The film plays out over a 36-day period, walking viewers through what took place from Election Day to the date the race was finally decided.

"We worked very hard to make it as historically accurate as possible," explains director Jay Roach, better known for zany comedies such as "Austin Powers" and "Meet the Parents." "It's meant to capture the essence of what actually went on within the state of Florida within that limited time frame."

Adds writer Danny Strong: "We felt we have to take you inside the sausage factory. Because if we don't look at what happened, it may never change."

To get the facts straight, Strong not only studied four respected books on the subject, but, over a three-week span, interviewed more than 40 participants, many of whom are portrayed in the film, including the real Klain and Baker. "I don't have a journalism background, so I instead focused on their feelings and what their experience was, to get a sense of how it affected them as people," the writer explains.

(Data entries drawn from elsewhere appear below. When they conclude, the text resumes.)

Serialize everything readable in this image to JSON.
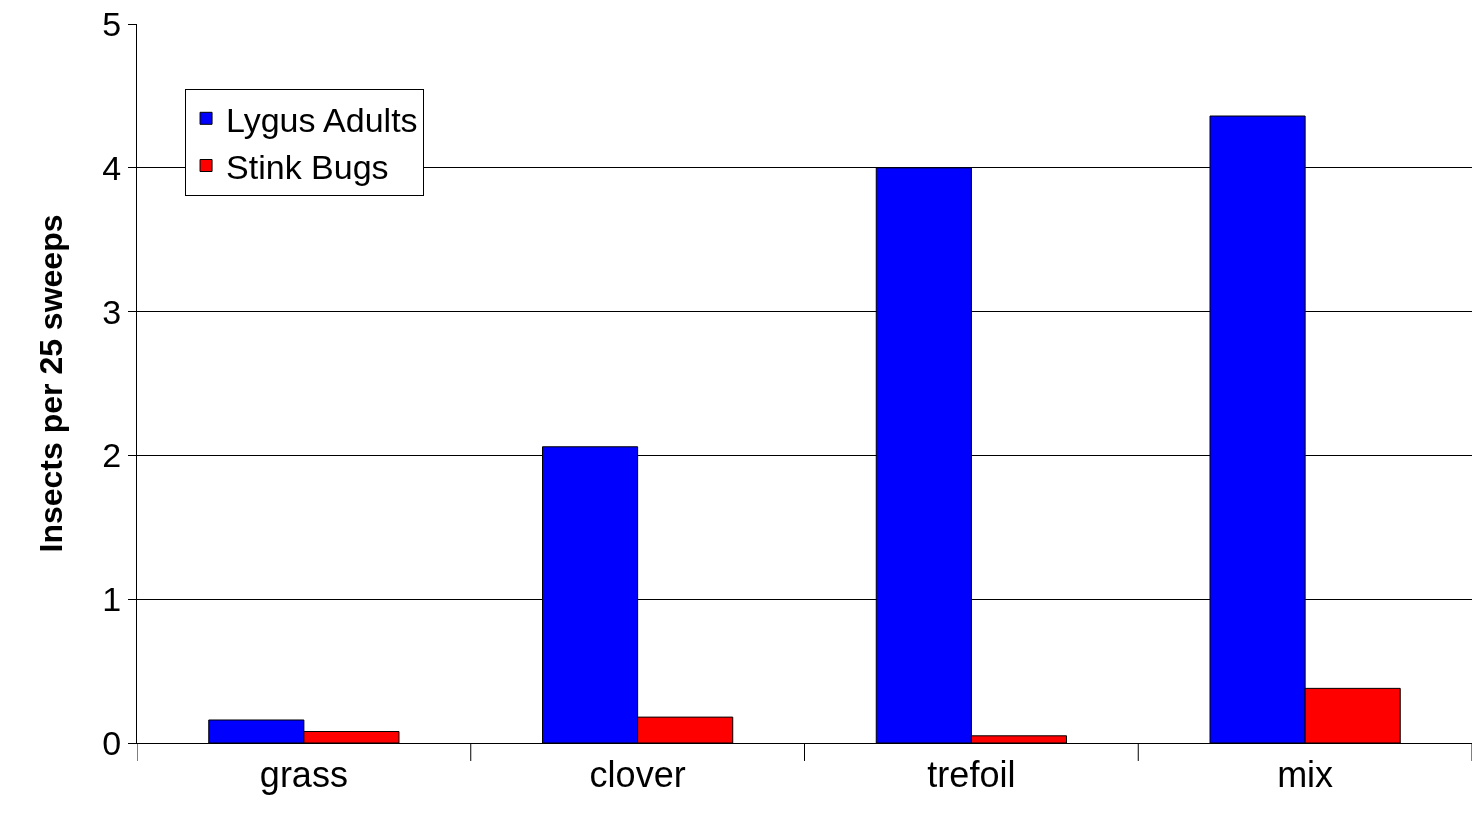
{
  "chart_data": {
    "type": "bar",
    "ylabel": "Insects per 25 sweeps",
    "categories": [
      "grass",
      "clover",
      "trefoil",
      "mix"
    ],
    "series": [
      {
        "name": "Lygus Adults",
        "color": "#0000ff",
        "values": [
          0.16,
          2.06,
          4.0,
          4.36
        ]
      },
      {
        "name": "Stink Bugs",
        "color": "#ff0000",
        "values": [
          0.08,
          0.18,
          0.05,
          0.38
        ]
      }
    ],
    "ylim": [
      0,
      5
    ],
    "yticks": [
      0,
      1,
      2,
      3,
      4,
      5
    ],
    "grid": "y",
    "legend": "top left"
  }
}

Director Roach also sought to portray the characters in the film as real people, to help the audience get inside their experience. "He really tried to humanize (my character) and keep a balance, so it was never a caricature," says Dern, who plays Florida Secretary of State Katherine Harris.

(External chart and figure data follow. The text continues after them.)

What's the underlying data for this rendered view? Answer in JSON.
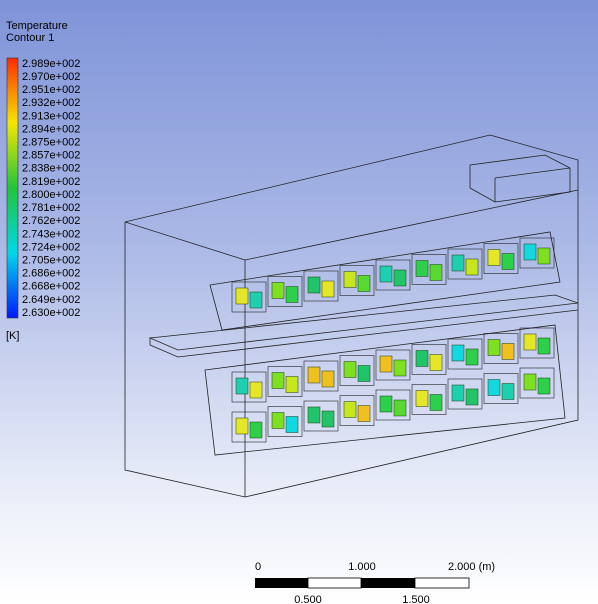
{
  "legend": {
    "title": "Temperature",
    "subtitle": "Contour 1",
    "labels": [
      "2.989e+002",
      "2.970e+002",
      "2.951e+002",
      "2.932e+002",
      "2.913e+002",
      "2.894e+002",
      "2.875e+002",
      "2.857e+002",
      "2.838e+002",
      "2.819e+002",
      "2.800e+002",
      "2.781e+002",
      "2.762e+002",
      "2.743e+002",
      "2.724e+002",
      "2.705e+002",
      "2.686e+002",
      "2.668e+002",
      "2.649e+002",
      "2.630e+002"
    ],
    "unit": "[K]"
  },
  "scale_bar": {
    "top_labels": [
      "0",
      "1.000",
      "2.000 (m)"
    ],
    "bottom_labels": [
      "0.500",
      "1.500"
    ]
  }
}
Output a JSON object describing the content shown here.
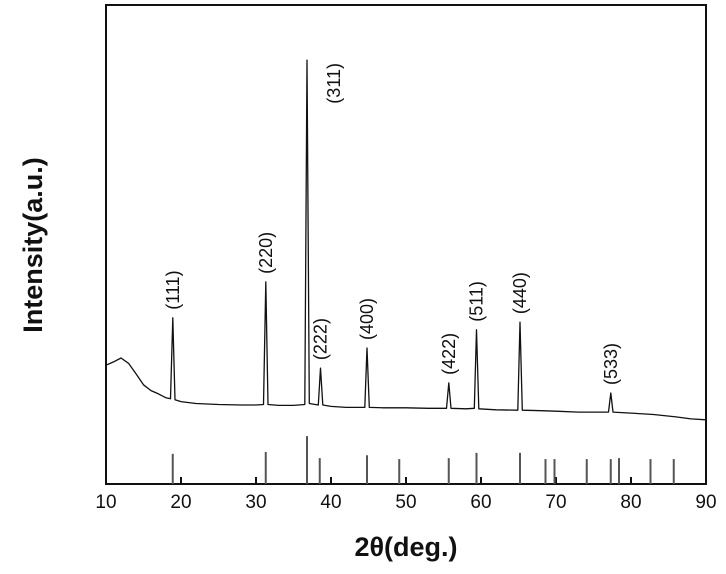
{
  "chart_data": {
    "type": "line",
    "xlabel": "2θ(deg.)",
    "ylabel": "Intensity(a.u.)",
    "xlim": [
      10,
      90
    ],
    "xticks": [
      10,
      20,
      30,
      40,
      50,
      60,
      70,
      80,
      90
    ],
    "ylim": [
      0,
      100
    ],
    "color": "#111111",
    "x": [
      10,
      11,
      12,
      13,
      14,
      15,
      16,
      17,
      18,
      18.6,
      18.9,
      19.2,
      20,
      22,
      25,
      28,
      30,
      31.0,
      31.3,
      31.6,
      33,
      35,
      36.5,
      36.8,
      37.1,
      38.3,
      38.6,
      38.9,
      40,
      42,
      44.5,
      44.8,
      45.1,
      47,
      50,
      53,
      55.4,
      55.7,
      56.0,
      58,
      59.1,
      59.4,
      59.7,
      62,
      64.9,
      65.2,
      65.5,
      68,
      70,
      73,
      77.0,
      77.3,
      77.6,
      80,
      83,
      86,
      88,
      90
    ],
    "values": [
      24.8,
      25.5,
      26.3,
      25.2,
      23,
      20.7,
      19.5,
      18.8,
      18,
      17.8,
      34.7,
      17.6,
      17.2,
      16.8,
      16.6,
      16.5,
      16.5,
      16.6,
      42.2,
      16.6,
      16.4,
      16.4,
      16.6,
      88.5,
      16.8,
      16.5,
      24.2,
      16.5,
      16.2,
      16,
      16,
      28.4,
      16,
      15.9,
      15.9,
      15.8,
      15.8,
      21.1,
      15.8,
      15.7,
      15.8,
      32.2,
      15.7,
      15.5,
      15.4,
      33.8,
      15.4,
      15.3,
      15.2,
      15,
      15,
      19,
      15,
      14.8,
      14.5,
      14,
      13.6,
      13.4
    ],
    "reference_lines": {
      "x": [
        18.9,
        31.3,
        36.8,
        38.5,
        44.8,
        49.1,
        55.7,
        59.4,
        65.2,
        68.6,
        69.8,
        74.1,
        77.3,
        78.4,
        82.6,
        85.7
      ],
      "values": [
        6.3,
        6.7,
        10,
        5.4,
        6,
        5.2,
        5.4,
        6.5,
        6.5,
        5.2,
        5.2,
        5.2,
        5.2,
        5.4,
        5.2,
        5.2
      ]
    },
    "peak_labels": [
      {
        "label": "(111)",
        "x": 18.9
      },
      {
        "label": "(220)",
        "x": 31.3
      },
      {
        "label": "(311)",
        "x": 36.8
      },
      {
        "label": "(222)",
        "x": 38.6
      },
      {
        "label": "(400)",
        "x": 44.8
      },
      {
        "label": "(422)",
        "x": 55.7
      },
      {
        "label": "(511)",
        "x": 59.4
      },
      {
        "label": "(440)",
        "x": 65.2
      },
      {
        "label": "(533)",
        "x": 77.3
      }
    ]
  }
}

Because she also held the title of co-chair to Bush's Florida campaign, Harris found herself at the center of the election storm. "She was very torn — less by morality and more by confusion," Dern suggests.

Though Harris didn't make herself available to Strong for interviewing, Dern did study countless press conference videotapes, learning to mimic Harris' emotional swing. "She'd seem in command one minute and out of breath and terrified the next."

Klain himself was well known to the politically involved Spacey, but the actor found that he, like many Americans, actually knew very little about what had taken place in Florida. As for his character, Spacey attempts to portray, again, the emotional roller coaster Klain went through during the process.

"I tried to get a sense of what it was like getting up every day and not knowing which way it was going to go, and always thinking it's going to be over — and it wasn't over," he explains, referring to the many fruitless attempts to restart the recount machinery.

Klain's drive, Spacey says, was not focused on Gore, but more on the electoral process. "His mandate the entire time was just, 'Let's just get all the votes counted.' Which doesn't seem unreasonable."

Assisting Klain was Gore's national field director, Michael Whouley, whose colorful vocabulary seems perfectly suited to the actor portraying him — Leary. "Whouley's not known for being prone to caring about people's feelings," he says, laughing.

Leary says the message of the film is simple: "Vote. I'm always astounded by how many people walk around and say, 'Oh, I don't really pay any attention to politics."'

I have a lot of relatives in Ireland, and not only do they know what goes on in Europe, but they eyeball what we do over here."

Spacey agrees: "If we're going to be looked at around the world as the bastion of democratic process, then it's our obligation to get it right."